Gevolgen WAB voor payroll
- Uitsluiting van de loondoorbetalingsplicht is alleen mogelijk als dit voor de functie waarin de werknemer werkzaam is bij de opdrachtgever gebruikelijk is of als in deze afwijking is voorzien in de cao van de opdrachtgever, alleen gedurende de eerste zes maanden van de arbeidsovereenkomst (of langer als dat uit de cao van de opdrachtgever volgt).
- De ketenregeling van de opdrachtgever moet worden gevolgd.
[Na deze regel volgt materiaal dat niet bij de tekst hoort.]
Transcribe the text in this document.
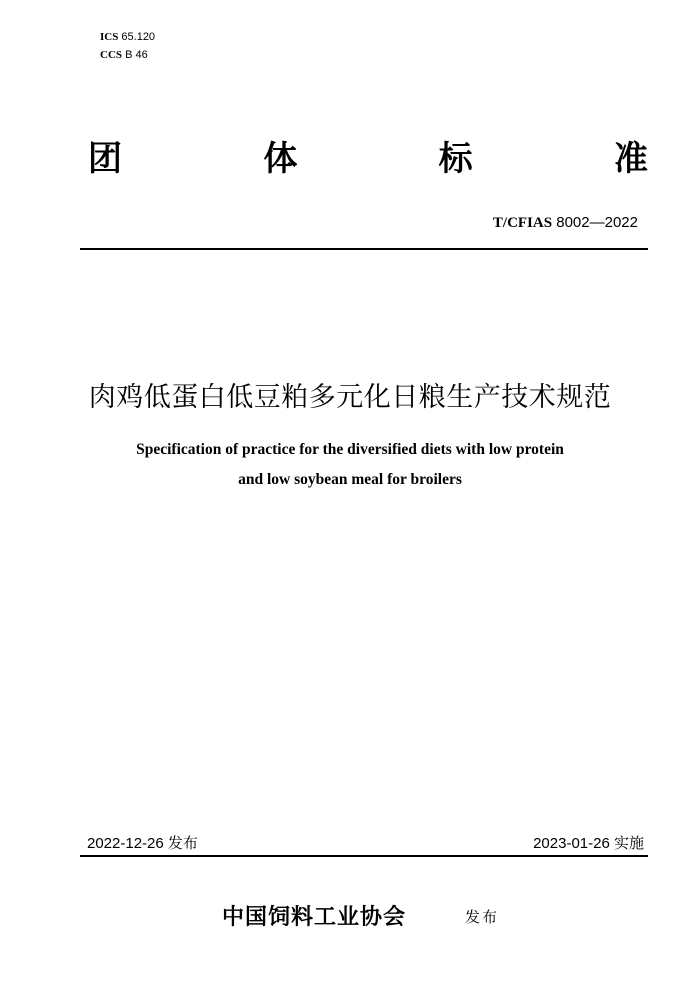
ICS 65.120
CCS B 46
团	体	标	准
T/CFIAS 8002—2022
肉鸡低蛋白低豆粕多元化日粮生产技术规范
Specification of practice for the diversified diets with low protein
and low soybean meal for broilers
2022-12-26 发布	2023-01-26 实施
中国饲料工业协会	发布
- Voor de ter beschikking gestelde werknemers gelden bij payroll dezelfde arbeidsvoorwaarden als voor de eigen werknemers van de opdrachtgever met een gelijke of gelijkwaardige functie (!). Denk aan: loon, arbeidstijden, overwerk, rusttijden, arbeid in nachtdienst, pauzes, duur van de vakantie, het werken op feestdagen, verlofregelingen, scholing etc. Ook aanvullende ondernemings- en sectorale regelingen op het gebied van sociale zekerheid, loondoorbetaling bij ziekte zijn van toepassing als deze ook voor de werknemer bij de opdrachtgever gelden.
- Als de opdrachtgever geen werknemers in dienst heeft in gelijke of gelijkwaardige functies moet worden gekeken naar de arbeidsvoorwaarden zoals die gelden voor werknemers werkzaam in gelijke of gelijkwaardige functies in de sector van het beroeps- of bedrijfsleven waarin de opdrachtgever opereert.
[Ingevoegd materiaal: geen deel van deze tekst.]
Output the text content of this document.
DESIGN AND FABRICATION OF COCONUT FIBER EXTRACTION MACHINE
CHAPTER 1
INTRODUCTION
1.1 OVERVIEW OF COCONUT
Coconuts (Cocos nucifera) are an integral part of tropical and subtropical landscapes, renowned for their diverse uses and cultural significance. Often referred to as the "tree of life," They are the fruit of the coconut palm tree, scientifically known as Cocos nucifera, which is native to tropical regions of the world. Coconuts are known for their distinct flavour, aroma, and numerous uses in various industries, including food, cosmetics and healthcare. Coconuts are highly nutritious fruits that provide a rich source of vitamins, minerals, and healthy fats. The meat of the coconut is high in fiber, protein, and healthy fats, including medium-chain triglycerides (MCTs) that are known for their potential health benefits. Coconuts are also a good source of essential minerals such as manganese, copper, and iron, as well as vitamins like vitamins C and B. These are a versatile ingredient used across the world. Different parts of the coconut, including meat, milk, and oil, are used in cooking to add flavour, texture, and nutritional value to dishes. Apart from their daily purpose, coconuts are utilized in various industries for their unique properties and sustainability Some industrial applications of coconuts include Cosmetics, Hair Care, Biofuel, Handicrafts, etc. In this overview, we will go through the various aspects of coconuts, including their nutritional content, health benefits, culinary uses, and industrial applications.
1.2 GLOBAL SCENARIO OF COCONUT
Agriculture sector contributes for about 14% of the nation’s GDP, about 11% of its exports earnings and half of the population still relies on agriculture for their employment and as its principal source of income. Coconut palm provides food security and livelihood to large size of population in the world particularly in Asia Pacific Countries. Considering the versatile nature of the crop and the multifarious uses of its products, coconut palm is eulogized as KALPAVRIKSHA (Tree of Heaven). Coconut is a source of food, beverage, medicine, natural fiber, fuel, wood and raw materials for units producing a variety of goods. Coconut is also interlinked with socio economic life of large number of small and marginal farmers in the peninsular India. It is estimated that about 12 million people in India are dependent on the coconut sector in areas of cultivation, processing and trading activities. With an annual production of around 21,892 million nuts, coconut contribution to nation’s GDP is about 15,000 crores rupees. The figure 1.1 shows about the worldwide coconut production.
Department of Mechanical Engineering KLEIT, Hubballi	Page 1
- De payrollonderneming moet zich ook aansluiten bij het (bedrijfstak)fonds (voor bijvoorbeeld bovenwettelijke WW, ziekte of scholing) waar de opdrachtgever bij is aangesloten. Als dit niet mogelijk is, dient de payrollonderneming voor de ter beschikking gestelde werknemer een geldelijke bijdrage te reserveren die net zo hoog is als de verplichte bijdrage die de opdrachtgever moet betalen.
- Alleen voor de arbeidsvoorwaarde ‘pensioen’ geldt dat de payrollonderneming deze niet van de opdrachtgever hoeft te volgen. Wel moet de payrollonderneming een adequate pensioenregeling treffen voor zijn payrollmedewerkers als de werknemer werkzaam in gelijke of gelijkwaardige functies. Hoe dit pensioen eruit moet zien, wordt nog nader bepaald.
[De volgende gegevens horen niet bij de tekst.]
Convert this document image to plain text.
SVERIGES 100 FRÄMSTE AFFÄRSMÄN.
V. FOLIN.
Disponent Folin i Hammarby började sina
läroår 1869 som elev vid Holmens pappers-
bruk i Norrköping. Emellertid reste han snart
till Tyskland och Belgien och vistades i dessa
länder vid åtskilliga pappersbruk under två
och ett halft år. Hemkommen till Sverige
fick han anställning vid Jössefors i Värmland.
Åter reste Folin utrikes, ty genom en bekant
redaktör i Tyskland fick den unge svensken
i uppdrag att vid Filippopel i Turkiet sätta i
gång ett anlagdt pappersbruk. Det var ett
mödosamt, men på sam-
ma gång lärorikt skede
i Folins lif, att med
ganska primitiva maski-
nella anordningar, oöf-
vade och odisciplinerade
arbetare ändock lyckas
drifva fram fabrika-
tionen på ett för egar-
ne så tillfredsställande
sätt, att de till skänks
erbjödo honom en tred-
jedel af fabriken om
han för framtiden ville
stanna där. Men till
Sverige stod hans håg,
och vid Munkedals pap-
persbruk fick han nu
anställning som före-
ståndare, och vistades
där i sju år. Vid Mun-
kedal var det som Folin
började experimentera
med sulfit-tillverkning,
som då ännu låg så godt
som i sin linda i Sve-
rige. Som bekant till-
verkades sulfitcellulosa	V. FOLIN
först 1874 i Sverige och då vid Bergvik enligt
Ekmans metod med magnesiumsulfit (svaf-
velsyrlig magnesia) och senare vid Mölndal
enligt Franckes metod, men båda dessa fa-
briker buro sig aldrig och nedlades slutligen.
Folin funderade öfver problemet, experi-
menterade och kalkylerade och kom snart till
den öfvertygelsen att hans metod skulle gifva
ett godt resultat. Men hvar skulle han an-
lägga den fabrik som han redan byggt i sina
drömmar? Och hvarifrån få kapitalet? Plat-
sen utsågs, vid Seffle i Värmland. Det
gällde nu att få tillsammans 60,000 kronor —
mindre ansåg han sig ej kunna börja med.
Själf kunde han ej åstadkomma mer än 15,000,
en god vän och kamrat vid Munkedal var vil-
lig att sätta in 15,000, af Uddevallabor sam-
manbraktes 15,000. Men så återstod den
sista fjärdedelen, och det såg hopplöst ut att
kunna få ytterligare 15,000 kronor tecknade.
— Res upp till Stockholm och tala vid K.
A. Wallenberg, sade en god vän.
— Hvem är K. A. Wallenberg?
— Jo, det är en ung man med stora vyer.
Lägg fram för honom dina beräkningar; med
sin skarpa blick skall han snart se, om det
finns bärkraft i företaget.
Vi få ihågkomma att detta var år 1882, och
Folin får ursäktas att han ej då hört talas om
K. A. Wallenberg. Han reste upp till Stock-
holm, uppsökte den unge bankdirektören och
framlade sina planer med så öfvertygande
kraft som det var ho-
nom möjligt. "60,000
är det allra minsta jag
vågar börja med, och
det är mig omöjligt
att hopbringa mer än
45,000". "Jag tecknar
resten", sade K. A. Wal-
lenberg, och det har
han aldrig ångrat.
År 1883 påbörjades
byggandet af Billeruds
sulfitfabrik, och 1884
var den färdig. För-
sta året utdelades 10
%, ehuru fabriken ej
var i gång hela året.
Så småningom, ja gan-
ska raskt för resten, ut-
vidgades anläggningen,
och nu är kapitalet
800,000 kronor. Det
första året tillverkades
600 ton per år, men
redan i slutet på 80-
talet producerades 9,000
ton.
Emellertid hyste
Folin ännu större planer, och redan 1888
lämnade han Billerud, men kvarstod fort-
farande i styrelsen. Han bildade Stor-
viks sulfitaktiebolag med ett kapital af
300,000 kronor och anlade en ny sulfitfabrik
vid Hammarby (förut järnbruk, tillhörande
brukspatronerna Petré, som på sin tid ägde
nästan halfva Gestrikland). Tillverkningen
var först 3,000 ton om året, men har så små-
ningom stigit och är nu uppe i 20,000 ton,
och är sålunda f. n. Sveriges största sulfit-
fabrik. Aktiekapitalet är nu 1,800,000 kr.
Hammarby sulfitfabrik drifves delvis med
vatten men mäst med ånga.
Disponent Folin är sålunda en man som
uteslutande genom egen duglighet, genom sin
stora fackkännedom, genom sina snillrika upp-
Inmiddels heeft Minister Koolmees aangegeven de invoering van het artikel omtrent payrollpensioen uit te stellen tot 1 januari 2021. Er zitten nog te veel haken en ogen aan de uitvoering.
De vraag is ook hoe de nieuwe uitzend-cao van de ABU uitpakt? De ABU en NBBU werken hierin samen op hoofdlijnen. De vraag is hoe er ingespeeld gaat worden op de nieuwe wetgeving en of bijvoorbeeld payrolling in deze cao nog een plek krijgt?
Daarnaast werkt het kabinet aan een hervorming van het belastingstelsel, waarbij alle aftrekposten, waaronder de zelfstandigenaftrek, geleidelijk worden afgebouwd naar het basistarief. Minister Koolmees werkt aan een minimumtarief voor zelfstandigen. De beoogde invoeringsdatum is 1 januari 2021. De wetsmodule die onderscheid moet geven wie wel en wie geen ZZP’ er is zou begin volgend jaar gereed moeten zijn. Voor de zomer van dit jaar stuurt de minister een brief naar de Tweede Kamer met de handhavingsplannen voor de ZZP- wetgeving.
Daarnaast zal de aard van het contract bij de inwerkingtreding van de WAB moeten worden vermeld op de loonstrook. Om de premiedifferentiatie goed te kunnen uitvoeren zal er veel meer gegevensuitwisseling nodig zijn tussen het UWV en de Belastingdienst. Dit betreft een omvangrijke technische (ICT) operatie waarvan het de vraag is of dit allemaal realiseerbaar is per 1 januari 2020.
Kortom, het worden boeiende tijden! De advocaten van Lammers|Thijssen Advocaten Arbeidsrecht houden u van alle ontwikkelingen op de hoogte.